After being dropped from Sony in 2004, Des'ree did not allow the use of the song in films, television shows (including Glee and Happy Endings) or commercials. However, upon her return to the music industry in 2019, the song was re-licensed, with the song being used in the film Captain Marvel.
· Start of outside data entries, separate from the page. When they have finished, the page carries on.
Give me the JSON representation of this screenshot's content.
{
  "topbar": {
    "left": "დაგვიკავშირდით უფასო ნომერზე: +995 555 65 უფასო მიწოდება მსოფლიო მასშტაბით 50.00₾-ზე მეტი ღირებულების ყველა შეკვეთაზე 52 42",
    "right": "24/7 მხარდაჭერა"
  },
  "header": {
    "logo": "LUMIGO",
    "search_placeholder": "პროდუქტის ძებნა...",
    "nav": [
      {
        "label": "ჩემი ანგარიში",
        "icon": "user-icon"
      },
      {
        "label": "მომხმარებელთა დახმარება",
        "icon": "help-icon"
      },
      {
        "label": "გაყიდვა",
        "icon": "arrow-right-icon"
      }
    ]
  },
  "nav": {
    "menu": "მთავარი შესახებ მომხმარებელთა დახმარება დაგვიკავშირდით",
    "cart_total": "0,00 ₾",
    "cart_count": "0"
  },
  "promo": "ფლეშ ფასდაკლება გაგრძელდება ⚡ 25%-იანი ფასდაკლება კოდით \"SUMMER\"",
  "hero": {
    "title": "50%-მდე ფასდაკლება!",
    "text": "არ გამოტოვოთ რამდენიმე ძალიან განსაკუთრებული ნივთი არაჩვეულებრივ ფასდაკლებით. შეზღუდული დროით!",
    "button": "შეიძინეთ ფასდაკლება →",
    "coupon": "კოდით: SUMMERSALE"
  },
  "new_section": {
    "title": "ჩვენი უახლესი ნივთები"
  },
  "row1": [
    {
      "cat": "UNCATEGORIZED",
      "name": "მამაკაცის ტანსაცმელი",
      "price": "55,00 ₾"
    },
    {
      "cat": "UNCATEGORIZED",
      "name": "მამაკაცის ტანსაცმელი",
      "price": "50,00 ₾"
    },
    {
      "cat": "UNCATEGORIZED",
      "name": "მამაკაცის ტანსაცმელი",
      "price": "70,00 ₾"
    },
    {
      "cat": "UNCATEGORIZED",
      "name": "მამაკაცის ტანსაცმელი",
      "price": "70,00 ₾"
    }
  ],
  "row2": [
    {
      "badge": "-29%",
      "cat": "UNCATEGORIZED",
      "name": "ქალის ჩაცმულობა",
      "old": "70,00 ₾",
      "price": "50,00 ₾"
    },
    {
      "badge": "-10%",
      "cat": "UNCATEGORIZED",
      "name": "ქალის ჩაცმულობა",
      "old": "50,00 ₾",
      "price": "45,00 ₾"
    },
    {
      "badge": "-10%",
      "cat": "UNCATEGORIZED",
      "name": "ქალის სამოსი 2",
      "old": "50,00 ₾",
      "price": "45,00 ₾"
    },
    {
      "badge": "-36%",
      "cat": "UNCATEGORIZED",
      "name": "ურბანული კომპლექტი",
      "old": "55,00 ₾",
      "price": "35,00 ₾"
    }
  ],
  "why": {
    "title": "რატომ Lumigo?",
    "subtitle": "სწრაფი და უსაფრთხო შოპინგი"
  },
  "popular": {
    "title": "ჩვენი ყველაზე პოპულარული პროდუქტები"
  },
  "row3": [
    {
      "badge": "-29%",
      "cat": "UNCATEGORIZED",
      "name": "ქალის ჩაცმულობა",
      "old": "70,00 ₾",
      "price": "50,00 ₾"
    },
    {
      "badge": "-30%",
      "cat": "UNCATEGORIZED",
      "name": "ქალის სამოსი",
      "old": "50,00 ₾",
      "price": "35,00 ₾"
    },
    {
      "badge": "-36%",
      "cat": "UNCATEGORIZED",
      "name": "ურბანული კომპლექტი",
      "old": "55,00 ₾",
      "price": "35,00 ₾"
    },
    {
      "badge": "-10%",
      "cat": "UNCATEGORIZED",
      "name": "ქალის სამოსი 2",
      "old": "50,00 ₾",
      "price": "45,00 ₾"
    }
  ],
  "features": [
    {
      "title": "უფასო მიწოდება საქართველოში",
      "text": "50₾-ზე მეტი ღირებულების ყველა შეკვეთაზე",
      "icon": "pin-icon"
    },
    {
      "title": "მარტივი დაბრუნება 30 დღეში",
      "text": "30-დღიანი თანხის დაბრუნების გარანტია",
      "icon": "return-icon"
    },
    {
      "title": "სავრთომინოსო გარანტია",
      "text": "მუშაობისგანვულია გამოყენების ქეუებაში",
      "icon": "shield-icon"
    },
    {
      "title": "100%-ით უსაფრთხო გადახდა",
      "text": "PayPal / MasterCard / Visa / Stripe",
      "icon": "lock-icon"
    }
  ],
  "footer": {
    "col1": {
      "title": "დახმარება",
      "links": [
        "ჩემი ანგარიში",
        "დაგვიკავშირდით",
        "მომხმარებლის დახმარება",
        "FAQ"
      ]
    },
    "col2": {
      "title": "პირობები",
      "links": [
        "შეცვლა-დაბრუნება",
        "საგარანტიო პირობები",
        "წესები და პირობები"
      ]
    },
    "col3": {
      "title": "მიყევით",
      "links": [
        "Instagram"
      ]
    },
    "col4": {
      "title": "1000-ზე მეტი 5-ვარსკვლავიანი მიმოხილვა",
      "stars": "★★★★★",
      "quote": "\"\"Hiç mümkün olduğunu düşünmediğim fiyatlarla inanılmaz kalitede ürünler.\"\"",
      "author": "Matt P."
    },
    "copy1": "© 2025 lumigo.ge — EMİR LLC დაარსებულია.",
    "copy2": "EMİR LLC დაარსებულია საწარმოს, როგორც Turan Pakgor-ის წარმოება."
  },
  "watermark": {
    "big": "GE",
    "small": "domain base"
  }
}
A reworked version of this song was used in the Big Sing 2008. The Big Sing raised money for CLIC Sargent and Marie Curie with hundreds of schools singing this song at the same time across the United Kingdom and Republic of Ireland, breaking the record for "most people simultaneously singing the same song".

In 2021, the song was featured in CW's The Flash, covered by Mel B in an episode of Antena 3's Spanish adaptation of The Masked Singer, and featured in a mashup with Janet Jackson's Rhythm Nation in the 2021 adaptation of Cinderella, sung by Camila Cabello, Idina Menzel and the ensemble cast.

In 2022, the song was again covered in The Lake, S1E5. It was sung by Billie, played by Madison Shamoun.